Dynamika produkcji przemysłowej rozczarowuje, na szczęście dane ze strefy euro dają nadzieję na lepszą drugą połowę roku.
Po wtorkowych nie najlepszych danych z polskiej gospodarki dzisiejsze odczyty indeksów menedżerów logistyki dla krajów strefy euro przynoszą powiew optymizmu.
- Pozytywnym sygnałem dla polskich przedsiębiorców jest przede wszystkim istotnie większy od oczekiwań - 49 pkt wobec oczekiwanych 48,5 pkt - wzrost wskaźnika PMI niemieckiego sektora przemysłowego - twierdzi ekspert Pracodawców RP Łukasz Kozłowski.
- W czasie gdy popyt wewnętrzny oraz inwestycje publiczne i prywatne ciągną nas w dół, w zasadzie jedynym motorem polskiego wzrostu gospodarczego pozostaje eksport netto. Dlatego, chociaż najbliższe miesiące wciąż będą trudne, lepsze wyniki gospodarcze u naszego największego partnera handlowego przełożą się w kolejnych kwartałach na poprawę sytuacji w Polsce - dodaje Kozłowski.
Biznes INTERIA.PL na Facebooku. Dołącz do nas i czytaj informacje gospodarcze
Przypomina też, że w kwietniu produkcja przemysłowa wzrosła w naszym kraju o 2,7 proc., przy oczekiwaniach na poziomie 2,8 proc. - Słabość polskiej gospodarki potwierdza także spadek wskaźnika PMI dla przemysłu, który w kwietniu osiągnął najniższy poziom od 45 miesięcy - komentuje Kozłowski.
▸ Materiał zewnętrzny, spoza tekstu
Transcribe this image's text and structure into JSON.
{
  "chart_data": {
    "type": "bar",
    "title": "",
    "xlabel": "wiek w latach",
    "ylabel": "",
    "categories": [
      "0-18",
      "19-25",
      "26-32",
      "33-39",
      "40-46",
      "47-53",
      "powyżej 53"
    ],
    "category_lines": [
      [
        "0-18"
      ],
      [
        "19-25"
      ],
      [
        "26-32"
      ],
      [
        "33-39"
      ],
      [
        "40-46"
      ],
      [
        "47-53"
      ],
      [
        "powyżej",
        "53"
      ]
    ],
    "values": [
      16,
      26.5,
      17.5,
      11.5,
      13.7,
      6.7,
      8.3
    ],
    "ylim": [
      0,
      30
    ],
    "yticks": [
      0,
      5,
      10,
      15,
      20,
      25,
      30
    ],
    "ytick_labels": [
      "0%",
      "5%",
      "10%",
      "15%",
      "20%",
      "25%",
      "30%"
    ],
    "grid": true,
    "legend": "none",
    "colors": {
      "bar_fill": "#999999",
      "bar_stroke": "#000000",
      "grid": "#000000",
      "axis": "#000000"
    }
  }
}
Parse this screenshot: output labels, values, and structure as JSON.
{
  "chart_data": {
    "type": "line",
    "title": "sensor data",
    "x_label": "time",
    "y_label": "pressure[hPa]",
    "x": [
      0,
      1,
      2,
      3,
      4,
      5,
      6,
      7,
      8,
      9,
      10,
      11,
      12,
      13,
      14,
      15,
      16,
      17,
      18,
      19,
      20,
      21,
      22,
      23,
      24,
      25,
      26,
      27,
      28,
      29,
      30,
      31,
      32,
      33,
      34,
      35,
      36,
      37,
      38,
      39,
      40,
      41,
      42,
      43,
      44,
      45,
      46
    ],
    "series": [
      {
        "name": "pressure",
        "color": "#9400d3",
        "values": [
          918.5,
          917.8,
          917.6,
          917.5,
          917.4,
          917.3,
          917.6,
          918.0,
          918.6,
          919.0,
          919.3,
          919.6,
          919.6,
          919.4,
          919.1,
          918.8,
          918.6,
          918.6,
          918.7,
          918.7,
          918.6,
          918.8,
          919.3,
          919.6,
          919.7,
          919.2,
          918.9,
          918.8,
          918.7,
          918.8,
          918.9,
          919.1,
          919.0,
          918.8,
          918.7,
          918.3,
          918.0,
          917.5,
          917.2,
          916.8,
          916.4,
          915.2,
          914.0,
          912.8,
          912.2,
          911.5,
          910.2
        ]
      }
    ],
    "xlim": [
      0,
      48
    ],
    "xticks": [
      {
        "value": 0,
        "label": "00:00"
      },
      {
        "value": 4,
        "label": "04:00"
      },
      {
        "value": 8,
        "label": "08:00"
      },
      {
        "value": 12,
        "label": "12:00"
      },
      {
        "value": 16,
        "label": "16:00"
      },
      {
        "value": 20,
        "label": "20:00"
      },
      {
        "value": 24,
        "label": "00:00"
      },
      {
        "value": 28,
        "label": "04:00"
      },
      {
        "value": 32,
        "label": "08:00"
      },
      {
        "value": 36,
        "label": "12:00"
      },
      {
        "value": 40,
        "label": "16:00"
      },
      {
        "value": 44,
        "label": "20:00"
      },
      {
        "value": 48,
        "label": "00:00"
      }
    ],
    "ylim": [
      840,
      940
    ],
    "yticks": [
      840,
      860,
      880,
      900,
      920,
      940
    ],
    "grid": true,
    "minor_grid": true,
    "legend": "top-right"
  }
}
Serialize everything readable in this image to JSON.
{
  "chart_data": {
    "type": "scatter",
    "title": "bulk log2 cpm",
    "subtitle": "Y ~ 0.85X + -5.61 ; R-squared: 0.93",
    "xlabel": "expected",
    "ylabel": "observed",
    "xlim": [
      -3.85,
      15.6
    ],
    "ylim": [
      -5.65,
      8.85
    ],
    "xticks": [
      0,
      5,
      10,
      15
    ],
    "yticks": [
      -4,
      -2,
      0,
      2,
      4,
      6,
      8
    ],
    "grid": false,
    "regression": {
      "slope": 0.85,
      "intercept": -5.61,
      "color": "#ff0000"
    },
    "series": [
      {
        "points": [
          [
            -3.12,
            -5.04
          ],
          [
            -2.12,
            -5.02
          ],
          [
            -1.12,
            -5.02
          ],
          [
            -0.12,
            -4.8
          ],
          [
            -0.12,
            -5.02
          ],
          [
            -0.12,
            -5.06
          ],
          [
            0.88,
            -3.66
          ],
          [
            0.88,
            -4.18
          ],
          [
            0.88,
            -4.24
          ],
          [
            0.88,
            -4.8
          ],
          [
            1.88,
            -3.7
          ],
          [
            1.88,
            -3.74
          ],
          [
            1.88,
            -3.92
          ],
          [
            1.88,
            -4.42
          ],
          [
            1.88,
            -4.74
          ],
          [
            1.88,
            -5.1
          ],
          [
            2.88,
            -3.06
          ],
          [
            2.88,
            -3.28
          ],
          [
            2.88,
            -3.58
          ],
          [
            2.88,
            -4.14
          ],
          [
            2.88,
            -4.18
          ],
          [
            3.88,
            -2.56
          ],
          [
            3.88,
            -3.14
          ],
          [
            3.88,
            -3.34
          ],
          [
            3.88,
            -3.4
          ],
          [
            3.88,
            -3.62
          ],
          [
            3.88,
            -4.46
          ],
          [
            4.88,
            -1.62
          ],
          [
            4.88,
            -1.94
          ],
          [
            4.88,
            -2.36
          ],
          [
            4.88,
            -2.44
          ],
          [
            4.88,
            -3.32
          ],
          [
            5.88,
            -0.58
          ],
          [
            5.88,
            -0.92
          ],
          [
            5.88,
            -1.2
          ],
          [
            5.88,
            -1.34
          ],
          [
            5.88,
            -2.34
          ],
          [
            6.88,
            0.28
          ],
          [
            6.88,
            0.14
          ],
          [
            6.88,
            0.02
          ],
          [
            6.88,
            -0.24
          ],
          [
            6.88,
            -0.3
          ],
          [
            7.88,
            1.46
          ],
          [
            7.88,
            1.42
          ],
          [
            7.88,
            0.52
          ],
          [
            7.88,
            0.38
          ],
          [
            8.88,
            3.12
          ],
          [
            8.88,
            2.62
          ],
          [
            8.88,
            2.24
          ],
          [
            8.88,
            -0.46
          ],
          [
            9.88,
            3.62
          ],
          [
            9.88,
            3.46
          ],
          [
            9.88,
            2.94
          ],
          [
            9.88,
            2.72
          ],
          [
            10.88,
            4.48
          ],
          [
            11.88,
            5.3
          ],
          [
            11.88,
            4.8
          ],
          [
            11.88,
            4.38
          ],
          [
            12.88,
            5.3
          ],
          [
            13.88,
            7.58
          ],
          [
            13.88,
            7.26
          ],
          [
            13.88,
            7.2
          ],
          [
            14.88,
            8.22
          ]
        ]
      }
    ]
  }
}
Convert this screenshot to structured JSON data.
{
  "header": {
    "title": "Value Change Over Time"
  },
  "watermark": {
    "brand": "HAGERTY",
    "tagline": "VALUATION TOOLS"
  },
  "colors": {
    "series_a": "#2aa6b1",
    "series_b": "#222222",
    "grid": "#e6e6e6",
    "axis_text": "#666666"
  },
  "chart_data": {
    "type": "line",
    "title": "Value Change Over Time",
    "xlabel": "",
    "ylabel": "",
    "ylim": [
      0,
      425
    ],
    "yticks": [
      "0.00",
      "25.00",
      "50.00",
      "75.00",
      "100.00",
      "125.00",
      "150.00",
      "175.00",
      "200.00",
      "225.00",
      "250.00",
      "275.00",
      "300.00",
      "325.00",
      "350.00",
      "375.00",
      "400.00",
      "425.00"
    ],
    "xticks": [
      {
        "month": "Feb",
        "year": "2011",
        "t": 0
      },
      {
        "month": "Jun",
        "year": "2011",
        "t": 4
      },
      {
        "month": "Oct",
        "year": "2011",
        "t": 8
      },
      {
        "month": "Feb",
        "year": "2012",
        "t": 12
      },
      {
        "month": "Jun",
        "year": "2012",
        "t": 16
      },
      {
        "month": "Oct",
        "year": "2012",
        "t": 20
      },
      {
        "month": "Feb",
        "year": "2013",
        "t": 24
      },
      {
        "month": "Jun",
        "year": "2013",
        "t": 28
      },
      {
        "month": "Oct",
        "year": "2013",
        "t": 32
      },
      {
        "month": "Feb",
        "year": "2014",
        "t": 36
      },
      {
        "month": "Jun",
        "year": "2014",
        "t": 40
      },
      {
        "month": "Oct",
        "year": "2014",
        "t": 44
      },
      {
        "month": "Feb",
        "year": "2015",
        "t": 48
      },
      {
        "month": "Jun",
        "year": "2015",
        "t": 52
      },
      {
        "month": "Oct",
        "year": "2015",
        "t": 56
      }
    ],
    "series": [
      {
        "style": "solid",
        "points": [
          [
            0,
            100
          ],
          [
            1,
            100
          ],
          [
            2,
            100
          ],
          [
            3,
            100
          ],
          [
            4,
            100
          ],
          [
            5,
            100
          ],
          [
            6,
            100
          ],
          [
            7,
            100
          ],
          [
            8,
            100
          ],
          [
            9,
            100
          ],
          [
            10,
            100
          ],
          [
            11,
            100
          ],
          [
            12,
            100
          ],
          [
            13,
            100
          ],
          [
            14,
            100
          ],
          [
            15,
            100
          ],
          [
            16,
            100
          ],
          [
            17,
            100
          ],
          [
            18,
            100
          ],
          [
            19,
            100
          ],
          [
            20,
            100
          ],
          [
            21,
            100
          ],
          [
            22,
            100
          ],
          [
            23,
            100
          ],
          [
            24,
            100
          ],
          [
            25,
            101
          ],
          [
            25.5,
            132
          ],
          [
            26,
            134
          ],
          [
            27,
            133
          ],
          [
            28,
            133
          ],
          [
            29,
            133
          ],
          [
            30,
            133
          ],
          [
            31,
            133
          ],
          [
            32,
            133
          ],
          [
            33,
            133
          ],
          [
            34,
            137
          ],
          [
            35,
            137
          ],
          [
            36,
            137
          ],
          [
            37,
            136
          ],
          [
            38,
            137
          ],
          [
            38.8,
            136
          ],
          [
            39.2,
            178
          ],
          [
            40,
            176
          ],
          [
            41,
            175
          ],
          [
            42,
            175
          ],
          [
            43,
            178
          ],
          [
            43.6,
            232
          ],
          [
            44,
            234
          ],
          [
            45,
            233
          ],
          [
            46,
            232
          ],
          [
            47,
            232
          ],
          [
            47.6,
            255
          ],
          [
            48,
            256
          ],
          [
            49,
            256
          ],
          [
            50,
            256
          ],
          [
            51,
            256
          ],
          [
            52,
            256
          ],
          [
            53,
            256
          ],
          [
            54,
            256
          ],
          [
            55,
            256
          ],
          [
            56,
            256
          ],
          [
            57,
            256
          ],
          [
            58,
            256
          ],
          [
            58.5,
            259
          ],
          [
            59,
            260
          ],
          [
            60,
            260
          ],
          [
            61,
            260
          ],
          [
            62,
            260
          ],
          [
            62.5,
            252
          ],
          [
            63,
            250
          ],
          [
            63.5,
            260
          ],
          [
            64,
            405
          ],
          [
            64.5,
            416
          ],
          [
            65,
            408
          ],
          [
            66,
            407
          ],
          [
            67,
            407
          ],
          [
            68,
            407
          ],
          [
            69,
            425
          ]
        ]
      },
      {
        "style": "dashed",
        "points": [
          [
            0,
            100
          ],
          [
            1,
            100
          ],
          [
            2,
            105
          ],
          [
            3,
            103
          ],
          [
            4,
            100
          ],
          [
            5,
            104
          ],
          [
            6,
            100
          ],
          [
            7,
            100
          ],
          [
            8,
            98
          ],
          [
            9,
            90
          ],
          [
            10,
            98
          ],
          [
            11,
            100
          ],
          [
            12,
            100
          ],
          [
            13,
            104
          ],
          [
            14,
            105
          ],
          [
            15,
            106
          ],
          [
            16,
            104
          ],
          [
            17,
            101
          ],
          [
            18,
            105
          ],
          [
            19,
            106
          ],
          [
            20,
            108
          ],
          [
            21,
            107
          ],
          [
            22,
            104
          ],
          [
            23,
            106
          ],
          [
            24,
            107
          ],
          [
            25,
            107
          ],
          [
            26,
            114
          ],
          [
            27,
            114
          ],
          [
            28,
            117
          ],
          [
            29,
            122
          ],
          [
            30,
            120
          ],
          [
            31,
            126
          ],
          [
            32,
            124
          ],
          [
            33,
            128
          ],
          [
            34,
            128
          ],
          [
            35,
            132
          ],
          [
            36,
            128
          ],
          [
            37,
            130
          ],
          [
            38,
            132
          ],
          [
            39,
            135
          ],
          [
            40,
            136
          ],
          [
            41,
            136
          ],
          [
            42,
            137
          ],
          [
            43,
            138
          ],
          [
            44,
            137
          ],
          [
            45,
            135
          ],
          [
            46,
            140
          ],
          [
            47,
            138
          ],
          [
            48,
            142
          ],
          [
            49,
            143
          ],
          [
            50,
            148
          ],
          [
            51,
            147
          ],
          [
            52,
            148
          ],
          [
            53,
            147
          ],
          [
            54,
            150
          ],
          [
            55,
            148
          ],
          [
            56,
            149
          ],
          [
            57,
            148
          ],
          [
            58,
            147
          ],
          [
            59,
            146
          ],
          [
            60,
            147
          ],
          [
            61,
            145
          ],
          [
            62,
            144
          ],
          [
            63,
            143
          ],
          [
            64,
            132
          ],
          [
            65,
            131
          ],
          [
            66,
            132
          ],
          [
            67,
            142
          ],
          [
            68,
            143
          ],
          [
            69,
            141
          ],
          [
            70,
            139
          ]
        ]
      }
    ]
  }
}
W jego opinii, długotrwale utrzymujący się słaby popyt konsumpcyjny sprawia, że przedsiębiorcy zmuszeni są znacząco obniżać ceny wytwarzanych przez siebie produktów. Świadczy o tym większy od spodziewanego spadek indeksu cen produkcji sprzedanej przemysłu. - Występująca presja dezinflacyjna zwiększa prawdopodobieństwo obniżki stóp procentowych przez Radę Polityki Pieniężnej na jej najbliższym posiedzeniu - kończy ekspert Pracodawców RP.